XXXI Dans la grande prairie

Platon a des contes de nourrice, qui ressemblent, en somme, à tous les contes de nourrice, mais qui, par certains petits mots jetés comme en passant, retentissent au fond de nous-mêmes, et éclairent subitement des recoins mal connus. Tel est ce récit d’un certain Er, qui avait été pris pour mort après une bataille, puis revint des Enfers une fois que l’erreur fut reconnue, et raconta ce qu’il avait vu là-bas.

Voici quelle était l’épreuve la plus redoutable. Les âmes, ou ombres, ou comme on voudra, sont conduites dans une grande prairie, et on leur jette devant elles des sacs où sont des destinées à choisir. Ces âmes ont encore le souvenir de leur vie passée ; elles choisissent d’après leurs désirs et leurs regrets. Ceux qui ont désiré l’argent plus que toute chose choisissent une destinée remplie d’argent. Ceux qui en ont eu beaucoup en cherchent davantage encore. Les voluptueux cherchent des sacs pleins de plaisirs ; les ambitieux cherchent une destinée de roi. Pour finir, chacun trouve ce qu’il lui faut, et ils s’en vont, avec leur nouveau destin sur l’épaule, boire l’eau du fleuve Léthé, ce qui veut dire le fleuve Oubli, et partent de nouveau pour la terre des hommes, afin de vivre selon leur choix.

Voilà une singulière épreuve et une étrange punition, qui est pourtant plus redoutable qu’elle n’en a l’air.

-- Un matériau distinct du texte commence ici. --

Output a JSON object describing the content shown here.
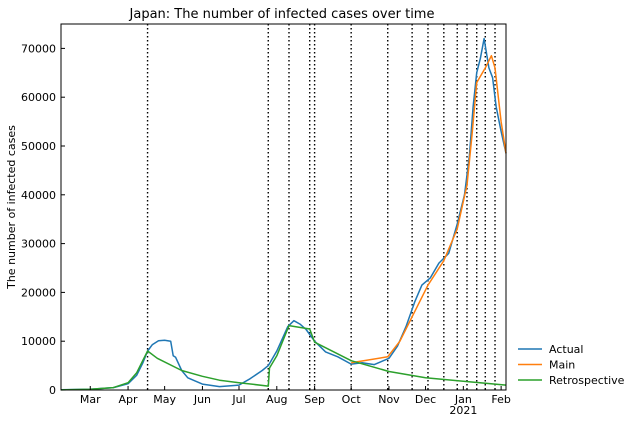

Car il se trouve peu d’hommes qui réfléchissent sur les véritables causes du bonheur et du malheur. Ceux-là remontent jusqu’à la source, c’est-à-dire jusqu’aux désirs tyranniques qui mettent la raison en échec. Ceux-là se défient des richesses, parce qu’elles rendent sensible aux flatteries et sourd aux malheureux ; ils se défient de la puissance, parce qu’elle rend injustes, plus ou moins, tous ceux qui en ont ; ils se défient des plaisirs, parce qu’ils obscurcissent et éteignent enfin la lumière de l’intelligence. Ces sages-là vont donc retourner prudemment plus d’un sac de belle apparence, toujours soucieux de ne point perdre leur équilibre et de ne point risquer, dans une brillante destinée, le peu de sens droit qu’ils ont conquis et conservé avec tant de peine. Ceux-là emporteront sur leur dos quelque destinée obscure dont personne ne voudrait.

Mais les autres, qui ont galopé toute leur vie après leur désir, se régalant de ce qui leur semblait bon, sans regarder plus loin que l’écuelle, ceux-là que voulez-vous qu’ils choisissent, sinon encore plus d’aveuglement, encore plus d’ignorance, encore plus de mensonge et d’injustice ? Et ainsi ils se punissent eux-mêmes, plus durement qu’aucun juge ne les punirait. Ce millionnaire est maintenant dans la grande prairie, peut-être. Et que va-t-il choisir ? Mais laissons les métaphores ; Platon est toujours bien plus près de nous que nous ne croyons. Je n’ai aucune expérience d’une vie nouvelle qui suivrait la mort ; c’est donc trop peu de dire que je n’y crois pas ; je n’en puis rien penser du tout. Je dirais plutôt que la vie future, où nous sommes punis selon notre propre choix, et même selon notre propre loi, c’est cet avenir même où nous glissons sans arrêt, et où chacun développe le paquet qu’il a choisi. Et il est très vrai aussi qu’au fleuve Oubli nous ne cessons de boire, accusant les dieux et le destin. Celui qui a choisi ambition n’a pas cru choisir basse flatterie, envie, injustice ; mais c’était dans le paquet.